Maybe Copilot could be turned into a context-aware search engine? That is, invoking it would return a list of examples that it thinks do the same thing as what you're trying to do, based on your work-in-progress code.


Seems like humans are more creative when they can get inspiration from language models.

https://arxiv.org/abs/2107.04007


Ironic if AIs end up being more useful for creativity than for detail-oriented tasks.

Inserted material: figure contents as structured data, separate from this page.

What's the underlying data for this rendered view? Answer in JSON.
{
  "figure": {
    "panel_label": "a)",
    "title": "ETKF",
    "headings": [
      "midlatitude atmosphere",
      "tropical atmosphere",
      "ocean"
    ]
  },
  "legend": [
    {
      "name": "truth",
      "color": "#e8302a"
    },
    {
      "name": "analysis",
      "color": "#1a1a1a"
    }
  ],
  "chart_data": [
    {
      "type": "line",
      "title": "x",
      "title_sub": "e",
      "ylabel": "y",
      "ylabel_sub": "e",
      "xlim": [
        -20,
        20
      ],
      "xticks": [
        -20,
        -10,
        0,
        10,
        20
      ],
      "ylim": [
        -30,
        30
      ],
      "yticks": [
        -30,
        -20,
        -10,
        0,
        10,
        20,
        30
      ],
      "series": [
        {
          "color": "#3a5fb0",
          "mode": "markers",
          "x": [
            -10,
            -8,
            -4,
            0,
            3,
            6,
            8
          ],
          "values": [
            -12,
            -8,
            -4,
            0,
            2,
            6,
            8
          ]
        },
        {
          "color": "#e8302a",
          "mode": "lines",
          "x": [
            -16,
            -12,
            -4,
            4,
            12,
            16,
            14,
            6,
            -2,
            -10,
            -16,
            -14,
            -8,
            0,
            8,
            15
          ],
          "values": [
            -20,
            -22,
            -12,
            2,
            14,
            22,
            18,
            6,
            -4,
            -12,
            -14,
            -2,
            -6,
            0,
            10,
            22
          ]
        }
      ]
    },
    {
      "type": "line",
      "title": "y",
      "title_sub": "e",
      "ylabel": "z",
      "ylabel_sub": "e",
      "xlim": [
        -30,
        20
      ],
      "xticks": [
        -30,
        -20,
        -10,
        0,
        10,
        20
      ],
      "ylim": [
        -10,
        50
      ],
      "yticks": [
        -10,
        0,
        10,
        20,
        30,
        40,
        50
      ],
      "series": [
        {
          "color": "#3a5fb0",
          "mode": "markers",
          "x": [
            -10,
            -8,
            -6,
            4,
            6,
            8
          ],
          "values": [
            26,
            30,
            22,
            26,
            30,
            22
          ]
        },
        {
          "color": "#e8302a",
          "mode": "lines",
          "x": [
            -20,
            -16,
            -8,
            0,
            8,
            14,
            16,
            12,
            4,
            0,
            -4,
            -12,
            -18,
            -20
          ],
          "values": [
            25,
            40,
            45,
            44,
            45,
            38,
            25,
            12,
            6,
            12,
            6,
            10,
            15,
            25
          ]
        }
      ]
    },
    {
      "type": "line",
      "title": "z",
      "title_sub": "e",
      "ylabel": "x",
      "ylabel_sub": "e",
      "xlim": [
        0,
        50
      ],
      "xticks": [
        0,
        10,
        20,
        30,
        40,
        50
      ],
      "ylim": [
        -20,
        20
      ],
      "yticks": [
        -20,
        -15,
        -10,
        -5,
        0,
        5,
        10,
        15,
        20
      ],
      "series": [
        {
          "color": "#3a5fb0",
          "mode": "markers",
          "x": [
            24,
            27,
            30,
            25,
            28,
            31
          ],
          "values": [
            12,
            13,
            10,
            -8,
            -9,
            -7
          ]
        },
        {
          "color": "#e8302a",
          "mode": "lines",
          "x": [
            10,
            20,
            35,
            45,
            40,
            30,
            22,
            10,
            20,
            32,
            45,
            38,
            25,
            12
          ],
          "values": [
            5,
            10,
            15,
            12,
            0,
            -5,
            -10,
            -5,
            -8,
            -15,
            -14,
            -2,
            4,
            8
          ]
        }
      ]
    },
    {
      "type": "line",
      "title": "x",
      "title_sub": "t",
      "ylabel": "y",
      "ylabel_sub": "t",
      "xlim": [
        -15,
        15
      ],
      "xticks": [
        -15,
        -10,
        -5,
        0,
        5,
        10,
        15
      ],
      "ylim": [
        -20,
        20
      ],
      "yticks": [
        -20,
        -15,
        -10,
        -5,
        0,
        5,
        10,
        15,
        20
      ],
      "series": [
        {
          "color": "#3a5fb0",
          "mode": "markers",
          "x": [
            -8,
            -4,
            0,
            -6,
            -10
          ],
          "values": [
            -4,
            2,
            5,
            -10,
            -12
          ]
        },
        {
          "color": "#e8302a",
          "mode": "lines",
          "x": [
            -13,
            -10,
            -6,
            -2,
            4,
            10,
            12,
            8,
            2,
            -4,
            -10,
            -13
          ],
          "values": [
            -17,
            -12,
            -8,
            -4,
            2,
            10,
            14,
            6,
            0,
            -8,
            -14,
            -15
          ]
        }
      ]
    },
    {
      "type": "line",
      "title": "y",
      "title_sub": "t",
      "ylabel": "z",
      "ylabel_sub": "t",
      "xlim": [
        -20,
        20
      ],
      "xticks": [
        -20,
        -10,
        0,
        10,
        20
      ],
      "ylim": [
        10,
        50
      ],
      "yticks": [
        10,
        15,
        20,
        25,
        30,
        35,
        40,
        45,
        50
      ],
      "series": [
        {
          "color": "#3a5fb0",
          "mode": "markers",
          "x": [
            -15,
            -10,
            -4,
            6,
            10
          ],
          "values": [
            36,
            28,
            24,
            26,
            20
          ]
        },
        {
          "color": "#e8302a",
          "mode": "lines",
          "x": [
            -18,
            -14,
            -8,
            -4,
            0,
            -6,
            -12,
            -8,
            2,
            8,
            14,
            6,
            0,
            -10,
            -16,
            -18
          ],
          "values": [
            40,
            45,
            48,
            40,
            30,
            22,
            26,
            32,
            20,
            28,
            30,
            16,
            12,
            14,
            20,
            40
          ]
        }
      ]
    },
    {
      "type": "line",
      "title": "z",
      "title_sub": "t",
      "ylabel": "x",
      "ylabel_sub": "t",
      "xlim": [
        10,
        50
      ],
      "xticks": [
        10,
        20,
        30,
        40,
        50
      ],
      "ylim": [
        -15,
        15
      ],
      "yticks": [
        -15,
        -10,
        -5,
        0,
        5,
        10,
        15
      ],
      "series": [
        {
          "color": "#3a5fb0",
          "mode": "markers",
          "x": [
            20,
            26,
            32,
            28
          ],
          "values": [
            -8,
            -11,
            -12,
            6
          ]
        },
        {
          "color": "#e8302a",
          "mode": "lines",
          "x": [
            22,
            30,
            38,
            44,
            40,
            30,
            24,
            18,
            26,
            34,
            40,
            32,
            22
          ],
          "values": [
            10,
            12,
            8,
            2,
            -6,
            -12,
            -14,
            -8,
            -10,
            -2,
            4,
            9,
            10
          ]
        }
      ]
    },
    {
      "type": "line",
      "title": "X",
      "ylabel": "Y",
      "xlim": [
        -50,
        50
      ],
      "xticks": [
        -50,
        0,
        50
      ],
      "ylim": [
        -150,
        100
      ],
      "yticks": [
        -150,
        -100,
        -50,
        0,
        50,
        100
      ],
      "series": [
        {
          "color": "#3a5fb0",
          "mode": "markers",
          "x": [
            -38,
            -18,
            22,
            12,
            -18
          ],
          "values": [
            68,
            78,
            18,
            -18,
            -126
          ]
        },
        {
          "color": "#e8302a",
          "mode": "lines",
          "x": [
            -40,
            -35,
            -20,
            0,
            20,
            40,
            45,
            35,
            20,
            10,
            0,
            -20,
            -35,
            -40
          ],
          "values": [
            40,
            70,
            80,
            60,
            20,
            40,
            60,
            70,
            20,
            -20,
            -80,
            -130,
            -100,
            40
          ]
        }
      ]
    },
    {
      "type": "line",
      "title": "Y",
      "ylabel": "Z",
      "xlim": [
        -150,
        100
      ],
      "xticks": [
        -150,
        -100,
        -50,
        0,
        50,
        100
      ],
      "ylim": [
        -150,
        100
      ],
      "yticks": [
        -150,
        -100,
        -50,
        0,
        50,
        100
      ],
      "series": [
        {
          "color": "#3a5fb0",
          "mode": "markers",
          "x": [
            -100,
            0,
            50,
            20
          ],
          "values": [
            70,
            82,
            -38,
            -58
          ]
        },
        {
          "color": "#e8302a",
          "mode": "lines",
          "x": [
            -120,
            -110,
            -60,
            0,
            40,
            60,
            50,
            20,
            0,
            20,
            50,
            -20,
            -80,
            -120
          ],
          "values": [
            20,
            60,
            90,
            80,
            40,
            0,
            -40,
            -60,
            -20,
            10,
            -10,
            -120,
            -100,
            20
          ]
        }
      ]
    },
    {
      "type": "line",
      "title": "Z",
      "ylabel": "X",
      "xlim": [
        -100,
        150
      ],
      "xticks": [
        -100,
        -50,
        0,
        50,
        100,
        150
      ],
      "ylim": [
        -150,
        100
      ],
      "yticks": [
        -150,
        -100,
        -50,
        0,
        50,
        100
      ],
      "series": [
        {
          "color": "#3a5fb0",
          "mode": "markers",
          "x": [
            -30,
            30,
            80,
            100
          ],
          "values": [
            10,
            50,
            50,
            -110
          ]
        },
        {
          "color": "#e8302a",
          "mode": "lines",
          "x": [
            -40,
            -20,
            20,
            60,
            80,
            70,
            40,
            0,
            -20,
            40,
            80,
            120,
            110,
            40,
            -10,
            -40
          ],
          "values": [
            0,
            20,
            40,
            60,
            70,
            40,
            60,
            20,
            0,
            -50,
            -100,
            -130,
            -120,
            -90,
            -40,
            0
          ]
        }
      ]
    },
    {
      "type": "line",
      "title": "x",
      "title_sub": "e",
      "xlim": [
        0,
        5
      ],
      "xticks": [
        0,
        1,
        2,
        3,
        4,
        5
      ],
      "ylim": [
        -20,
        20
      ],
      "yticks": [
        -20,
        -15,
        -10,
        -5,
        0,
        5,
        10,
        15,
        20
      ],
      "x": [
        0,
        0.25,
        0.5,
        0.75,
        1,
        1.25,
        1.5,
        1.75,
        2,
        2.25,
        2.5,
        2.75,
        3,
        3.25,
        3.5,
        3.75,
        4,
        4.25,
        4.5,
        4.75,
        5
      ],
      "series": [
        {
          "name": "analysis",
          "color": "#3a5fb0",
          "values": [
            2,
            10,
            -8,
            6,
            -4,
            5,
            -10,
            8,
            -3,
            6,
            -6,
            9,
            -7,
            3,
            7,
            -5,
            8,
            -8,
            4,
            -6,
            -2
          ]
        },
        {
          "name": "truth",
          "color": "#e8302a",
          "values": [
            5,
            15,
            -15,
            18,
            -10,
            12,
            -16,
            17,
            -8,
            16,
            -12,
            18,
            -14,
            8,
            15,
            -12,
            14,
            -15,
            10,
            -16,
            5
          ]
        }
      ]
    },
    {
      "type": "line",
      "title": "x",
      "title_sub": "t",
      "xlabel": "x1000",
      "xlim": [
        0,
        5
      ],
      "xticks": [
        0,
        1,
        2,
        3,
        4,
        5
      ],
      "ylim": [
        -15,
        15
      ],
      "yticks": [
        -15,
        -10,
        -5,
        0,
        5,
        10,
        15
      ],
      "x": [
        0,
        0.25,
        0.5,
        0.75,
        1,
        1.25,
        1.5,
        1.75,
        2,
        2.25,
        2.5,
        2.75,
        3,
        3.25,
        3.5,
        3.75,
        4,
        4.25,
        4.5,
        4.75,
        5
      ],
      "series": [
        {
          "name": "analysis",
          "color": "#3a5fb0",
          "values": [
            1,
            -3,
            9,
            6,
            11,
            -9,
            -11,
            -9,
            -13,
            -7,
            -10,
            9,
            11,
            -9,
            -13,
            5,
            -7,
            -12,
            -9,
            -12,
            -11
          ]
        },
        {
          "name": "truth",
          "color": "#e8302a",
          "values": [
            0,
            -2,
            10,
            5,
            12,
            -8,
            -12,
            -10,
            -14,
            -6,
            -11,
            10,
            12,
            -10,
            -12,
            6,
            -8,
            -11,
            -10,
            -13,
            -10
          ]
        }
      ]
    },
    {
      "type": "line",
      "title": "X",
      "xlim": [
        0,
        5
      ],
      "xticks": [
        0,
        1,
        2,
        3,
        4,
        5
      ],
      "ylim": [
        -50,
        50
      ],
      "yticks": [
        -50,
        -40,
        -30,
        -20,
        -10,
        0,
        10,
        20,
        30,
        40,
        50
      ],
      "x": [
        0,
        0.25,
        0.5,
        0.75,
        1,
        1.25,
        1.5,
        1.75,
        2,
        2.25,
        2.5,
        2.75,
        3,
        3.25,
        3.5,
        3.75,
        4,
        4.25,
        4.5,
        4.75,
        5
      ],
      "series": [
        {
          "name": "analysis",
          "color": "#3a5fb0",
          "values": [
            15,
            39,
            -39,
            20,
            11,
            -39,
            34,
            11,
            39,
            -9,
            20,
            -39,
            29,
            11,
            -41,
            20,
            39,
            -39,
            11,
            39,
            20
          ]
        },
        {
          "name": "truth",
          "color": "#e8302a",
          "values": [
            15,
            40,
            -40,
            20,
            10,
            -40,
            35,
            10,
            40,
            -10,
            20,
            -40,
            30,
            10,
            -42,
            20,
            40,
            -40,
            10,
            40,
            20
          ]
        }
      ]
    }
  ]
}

I honestly think this is where things are going. Man-machine partnership on creative tasks. Not only is it more amenable to current models, it’s higher leverage and less likely to be completely automated away.

I wrote a little about this shift to what I think of as “conversational programming”: https://jessmart.in/articles/copilot


You're not going to get it out of a generation of people raised by tablets, needs to come from somewhere.


This would be way more interesting of a product than what copilot actually is.


Yeah: I would love this; I actually often try to use GitHub like this, and it sort of works at times, except GitHub's search features frankly suck.


I would have thought to pivot to an assistive model in the case you mention, and in cars and in copilot.

Have the machine notify you when it thinks you’ve made a mistake.


The thing we ran into was, in cases where the human and the machine disagreed, it was basically never the human that was wrong.